Poll: Majority says health bill not ready
As House Democrats prepare to push through their health care overhaul this weekend, a new poll suggests that most Americans aren't satisfied with the sweeping measure and want Congress to keep working on it.
In the CNN/Opinion Research Corp. survey released this morning, 33 percent of respondents said they wanted Congress to pass the final legislation only after "major changes" are made, another 24 percent said Congress should start from scratch and seek passage next year, and 15 percent said Congress should stop work on an overhaul altogether.
Only 26 percent said they wanted Congress to proceed with only minor changes to the proposals.
The poll also found 55 percent in favor of the public option -- a government-run plan to compete with private insurers -- though that support was down from 61 percent two weeks ago. Support for President Obama's health care plan has also declined to 45 percent from 49 percent in mid-October.

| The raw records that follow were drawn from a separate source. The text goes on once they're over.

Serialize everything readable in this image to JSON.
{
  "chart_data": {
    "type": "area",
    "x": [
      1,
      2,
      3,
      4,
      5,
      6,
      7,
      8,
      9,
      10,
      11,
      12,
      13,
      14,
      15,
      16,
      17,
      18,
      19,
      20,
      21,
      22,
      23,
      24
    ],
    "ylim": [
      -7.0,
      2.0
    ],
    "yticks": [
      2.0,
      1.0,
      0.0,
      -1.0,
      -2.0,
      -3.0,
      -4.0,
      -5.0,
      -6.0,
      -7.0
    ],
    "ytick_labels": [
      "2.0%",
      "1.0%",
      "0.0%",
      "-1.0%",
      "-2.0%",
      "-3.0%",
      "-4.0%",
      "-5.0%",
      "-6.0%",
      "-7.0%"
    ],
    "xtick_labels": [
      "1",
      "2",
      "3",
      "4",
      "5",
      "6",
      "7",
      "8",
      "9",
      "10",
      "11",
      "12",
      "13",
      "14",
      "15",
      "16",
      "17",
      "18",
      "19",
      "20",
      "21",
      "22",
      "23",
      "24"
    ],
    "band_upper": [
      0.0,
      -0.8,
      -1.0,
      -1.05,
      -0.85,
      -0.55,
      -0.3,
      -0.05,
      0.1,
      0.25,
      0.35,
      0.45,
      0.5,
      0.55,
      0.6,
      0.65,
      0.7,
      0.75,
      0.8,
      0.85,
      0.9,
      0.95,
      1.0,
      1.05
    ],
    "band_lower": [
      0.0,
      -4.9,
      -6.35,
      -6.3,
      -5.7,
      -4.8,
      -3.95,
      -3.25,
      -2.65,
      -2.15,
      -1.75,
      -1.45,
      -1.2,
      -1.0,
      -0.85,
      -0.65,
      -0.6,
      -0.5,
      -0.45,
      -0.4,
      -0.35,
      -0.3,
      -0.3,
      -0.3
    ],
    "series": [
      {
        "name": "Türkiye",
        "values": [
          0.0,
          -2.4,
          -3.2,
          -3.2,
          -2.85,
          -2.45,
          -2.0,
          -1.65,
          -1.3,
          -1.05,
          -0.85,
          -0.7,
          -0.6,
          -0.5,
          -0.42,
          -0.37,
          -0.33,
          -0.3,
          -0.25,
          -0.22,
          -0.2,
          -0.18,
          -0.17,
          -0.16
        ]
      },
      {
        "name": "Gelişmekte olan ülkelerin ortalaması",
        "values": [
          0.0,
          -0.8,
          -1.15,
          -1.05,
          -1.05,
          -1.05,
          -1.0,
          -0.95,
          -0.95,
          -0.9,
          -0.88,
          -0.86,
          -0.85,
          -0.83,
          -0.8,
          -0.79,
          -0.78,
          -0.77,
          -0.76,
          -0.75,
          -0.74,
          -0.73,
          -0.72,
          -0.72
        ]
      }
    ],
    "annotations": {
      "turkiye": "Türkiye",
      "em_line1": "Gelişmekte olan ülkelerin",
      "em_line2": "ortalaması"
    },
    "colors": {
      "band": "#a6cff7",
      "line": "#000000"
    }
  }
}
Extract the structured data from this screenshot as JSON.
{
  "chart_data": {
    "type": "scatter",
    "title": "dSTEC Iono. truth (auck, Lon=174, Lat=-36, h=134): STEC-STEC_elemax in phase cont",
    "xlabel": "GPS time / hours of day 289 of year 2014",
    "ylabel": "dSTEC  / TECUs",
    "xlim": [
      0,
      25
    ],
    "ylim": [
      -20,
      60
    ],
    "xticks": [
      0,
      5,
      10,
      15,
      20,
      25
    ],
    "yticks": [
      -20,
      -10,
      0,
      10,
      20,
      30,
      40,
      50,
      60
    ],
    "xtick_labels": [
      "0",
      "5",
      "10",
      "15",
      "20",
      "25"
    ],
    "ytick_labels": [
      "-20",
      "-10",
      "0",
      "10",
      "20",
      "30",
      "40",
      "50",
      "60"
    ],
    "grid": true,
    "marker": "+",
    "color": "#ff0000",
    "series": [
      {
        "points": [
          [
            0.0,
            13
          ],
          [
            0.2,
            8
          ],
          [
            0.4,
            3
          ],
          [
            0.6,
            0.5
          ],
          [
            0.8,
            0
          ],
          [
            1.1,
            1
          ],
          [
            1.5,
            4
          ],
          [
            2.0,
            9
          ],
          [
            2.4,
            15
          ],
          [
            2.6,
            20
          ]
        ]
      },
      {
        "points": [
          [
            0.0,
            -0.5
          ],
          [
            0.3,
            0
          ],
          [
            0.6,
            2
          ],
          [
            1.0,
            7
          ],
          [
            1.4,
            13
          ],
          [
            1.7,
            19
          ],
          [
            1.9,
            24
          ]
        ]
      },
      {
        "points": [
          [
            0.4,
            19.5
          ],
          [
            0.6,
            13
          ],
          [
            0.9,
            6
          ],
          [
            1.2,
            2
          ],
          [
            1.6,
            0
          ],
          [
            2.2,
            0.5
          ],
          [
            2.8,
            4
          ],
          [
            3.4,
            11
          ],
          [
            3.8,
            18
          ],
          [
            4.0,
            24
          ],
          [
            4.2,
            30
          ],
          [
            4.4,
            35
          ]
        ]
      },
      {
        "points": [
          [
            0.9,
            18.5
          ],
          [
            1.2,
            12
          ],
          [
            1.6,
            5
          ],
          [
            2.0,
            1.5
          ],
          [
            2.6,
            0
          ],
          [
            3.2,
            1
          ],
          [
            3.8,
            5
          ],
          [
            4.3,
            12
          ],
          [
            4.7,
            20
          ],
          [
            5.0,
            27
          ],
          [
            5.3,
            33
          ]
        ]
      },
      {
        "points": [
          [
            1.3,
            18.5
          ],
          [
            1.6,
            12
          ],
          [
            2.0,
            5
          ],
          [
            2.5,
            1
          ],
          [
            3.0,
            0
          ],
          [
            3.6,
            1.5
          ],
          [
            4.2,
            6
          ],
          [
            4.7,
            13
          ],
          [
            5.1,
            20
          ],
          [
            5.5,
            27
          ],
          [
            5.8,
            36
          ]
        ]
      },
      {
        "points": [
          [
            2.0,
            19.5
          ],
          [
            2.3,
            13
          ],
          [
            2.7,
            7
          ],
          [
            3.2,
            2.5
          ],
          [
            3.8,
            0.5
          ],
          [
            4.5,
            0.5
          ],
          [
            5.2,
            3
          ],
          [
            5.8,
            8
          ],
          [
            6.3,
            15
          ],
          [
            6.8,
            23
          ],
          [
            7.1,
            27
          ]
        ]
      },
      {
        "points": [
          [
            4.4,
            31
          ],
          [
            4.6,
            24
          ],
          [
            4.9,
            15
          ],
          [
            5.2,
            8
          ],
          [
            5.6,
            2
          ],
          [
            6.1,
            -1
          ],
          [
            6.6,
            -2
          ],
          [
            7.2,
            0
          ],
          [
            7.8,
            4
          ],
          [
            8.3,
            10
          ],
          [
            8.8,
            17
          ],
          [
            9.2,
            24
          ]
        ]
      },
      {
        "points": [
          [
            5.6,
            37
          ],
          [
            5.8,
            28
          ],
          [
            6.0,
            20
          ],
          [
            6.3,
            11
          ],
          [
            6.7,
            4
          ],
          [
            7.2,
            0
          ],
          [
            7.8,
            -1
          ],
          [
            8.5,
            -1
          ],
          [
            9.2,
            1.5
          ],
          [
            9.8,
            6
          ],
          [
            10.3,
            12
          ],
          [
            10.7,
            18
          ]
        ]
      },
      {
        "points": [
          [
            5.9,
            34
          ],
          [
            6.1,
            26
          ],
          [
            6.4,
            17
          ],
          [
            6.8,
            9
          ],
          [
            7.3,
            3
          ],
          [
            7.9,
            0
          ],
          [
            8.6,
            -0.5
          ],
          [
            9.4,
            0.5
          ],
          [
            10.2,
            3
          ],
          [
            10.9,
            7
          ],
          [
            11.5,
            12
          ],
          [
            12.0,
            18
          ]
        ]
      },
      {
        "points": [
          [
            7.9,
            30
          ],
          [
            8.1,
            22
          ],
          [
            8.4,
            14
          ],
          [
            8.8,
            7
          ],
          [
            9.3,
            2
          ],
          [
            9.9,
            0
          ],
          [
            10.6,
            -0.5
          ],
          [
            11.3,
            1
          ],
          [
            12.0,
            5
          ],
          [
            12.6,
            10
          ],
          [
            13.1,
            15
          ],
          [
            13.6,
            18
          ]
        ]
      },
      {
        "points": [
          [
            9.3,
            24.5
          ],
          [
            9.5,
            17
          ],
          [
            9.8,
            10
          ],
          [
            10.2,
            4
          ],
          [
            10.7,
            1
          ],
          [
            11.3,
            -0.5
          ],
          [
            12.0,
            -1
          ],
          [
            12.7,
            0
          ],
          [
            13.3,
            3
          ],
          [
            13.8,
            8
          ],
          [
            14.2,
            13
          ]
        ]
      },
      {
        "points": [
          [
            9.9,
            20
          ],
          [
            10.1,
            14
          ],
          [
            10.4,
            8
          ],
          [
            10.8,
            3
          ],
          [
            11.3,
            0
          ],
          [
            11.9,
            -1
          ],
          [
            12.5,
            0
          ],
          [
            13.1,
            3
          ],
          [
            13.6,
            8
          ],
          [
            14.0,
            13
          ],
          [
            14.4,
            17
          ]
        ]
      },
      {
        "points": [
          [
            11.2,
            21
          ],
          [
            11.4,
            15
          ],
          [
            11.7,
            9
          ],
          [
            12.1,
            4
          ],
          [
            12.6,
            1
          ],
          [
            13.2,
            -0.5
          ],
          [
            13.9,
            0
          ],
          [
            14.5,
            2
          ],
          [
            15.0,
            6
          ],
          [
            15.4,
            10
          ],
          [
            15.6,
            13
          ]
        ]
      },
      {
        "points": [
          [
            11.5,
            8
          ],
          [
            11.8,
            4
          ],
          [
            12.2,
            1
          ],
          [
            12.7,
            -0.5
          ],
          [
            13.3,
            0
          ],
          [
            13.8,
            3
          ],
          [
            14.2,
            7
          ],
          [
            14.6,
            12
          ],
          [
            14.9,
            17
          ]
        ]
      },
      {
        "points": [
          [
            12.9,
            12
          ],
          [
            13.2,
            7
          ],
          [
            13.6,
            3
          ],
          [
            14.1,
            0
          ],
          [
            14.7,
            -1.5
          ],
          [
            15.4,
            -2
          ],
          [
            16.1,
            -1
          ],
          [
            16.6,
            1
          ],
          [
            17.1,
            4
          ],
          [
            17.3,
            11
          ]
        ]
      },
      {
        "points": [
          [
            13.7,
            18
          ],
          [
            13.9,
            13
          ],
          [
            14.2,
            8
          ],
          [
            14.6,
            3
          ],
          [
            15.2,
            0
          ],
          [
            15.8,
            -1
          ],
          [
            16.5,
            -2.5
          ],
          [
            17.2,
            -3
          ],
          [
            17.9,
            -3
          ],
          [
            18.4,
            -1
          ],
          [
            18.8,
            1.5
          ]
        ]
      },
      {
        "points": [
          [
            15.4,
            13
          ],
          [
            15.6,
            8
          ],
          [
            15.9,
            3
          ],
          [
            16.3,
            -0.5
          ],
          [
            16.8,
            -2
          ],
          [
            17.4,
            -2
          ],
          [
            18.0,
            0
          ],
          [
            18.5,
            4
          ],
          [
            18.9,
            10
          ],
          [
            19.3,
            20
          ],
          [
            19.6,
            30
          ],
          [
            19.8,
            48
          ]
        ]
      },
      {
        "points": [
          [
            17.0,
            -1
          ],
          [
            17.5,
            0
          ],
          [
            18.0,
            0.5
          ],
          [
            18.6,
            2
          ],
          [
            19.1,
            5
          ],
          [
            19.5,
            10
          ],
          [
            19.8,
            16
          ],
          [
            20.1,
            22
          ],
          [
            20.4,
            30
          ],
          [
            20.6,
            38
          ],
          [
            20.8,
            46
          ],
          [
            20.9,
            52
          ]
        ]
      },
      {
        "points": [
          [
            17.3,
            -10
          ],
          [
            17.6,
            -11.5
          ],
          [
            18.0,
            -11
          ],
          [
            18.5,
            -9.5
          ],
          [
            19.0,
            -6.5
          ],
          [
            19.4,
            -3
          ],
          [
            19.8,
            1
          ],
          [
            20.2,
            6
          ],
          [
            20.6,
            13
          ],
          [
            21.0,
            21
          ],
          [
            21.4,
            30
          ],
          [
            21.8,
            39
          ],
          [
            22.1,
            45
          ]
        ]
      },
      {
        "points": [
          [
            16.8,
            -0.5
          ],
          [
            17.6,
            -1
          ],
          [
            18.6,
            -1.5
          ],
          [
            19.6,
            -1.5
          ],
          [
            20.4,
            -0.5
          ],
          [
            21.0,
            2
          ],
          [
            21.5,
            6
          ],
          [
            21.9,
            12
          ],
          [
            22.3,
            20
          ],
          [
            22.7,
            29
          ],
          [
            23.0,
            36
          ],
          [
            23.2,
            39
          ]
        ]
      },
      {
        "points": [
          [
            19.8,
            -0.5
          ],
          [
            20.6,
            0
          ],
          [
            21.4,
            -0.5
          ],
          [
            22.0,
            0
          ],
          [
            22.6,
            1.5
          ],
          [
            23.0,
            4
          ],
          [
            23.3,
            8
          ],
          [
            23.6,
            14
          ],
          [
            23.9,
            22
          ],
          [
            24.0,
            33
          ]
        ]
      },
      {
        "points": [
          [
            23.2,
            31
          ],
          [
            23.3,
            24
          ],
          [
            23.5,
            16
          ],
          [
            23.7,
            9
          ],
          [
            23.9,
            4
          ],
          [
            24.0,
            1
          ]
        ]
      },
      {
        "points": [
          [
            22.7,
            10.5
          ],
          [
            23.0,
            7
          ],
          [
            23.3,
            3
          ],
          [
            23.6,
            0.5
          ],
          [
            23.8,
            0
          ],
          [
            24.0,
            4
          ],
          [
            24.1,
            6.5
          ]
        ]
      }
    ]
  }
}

And the poll found that health care is far behind the economy in importance to Americans -- and that gap has grown in the past two weeks. Now, 47 percent rank the economy as the most important issue facing the nation, compared to 17 percent for health care -- a 30-percentage-point difference compared to 21 percentage points two weeks ago.
The new survey was conducted Oct. 30 to Nov. 1 and has a margin of error of plus or minus 3 percentage points.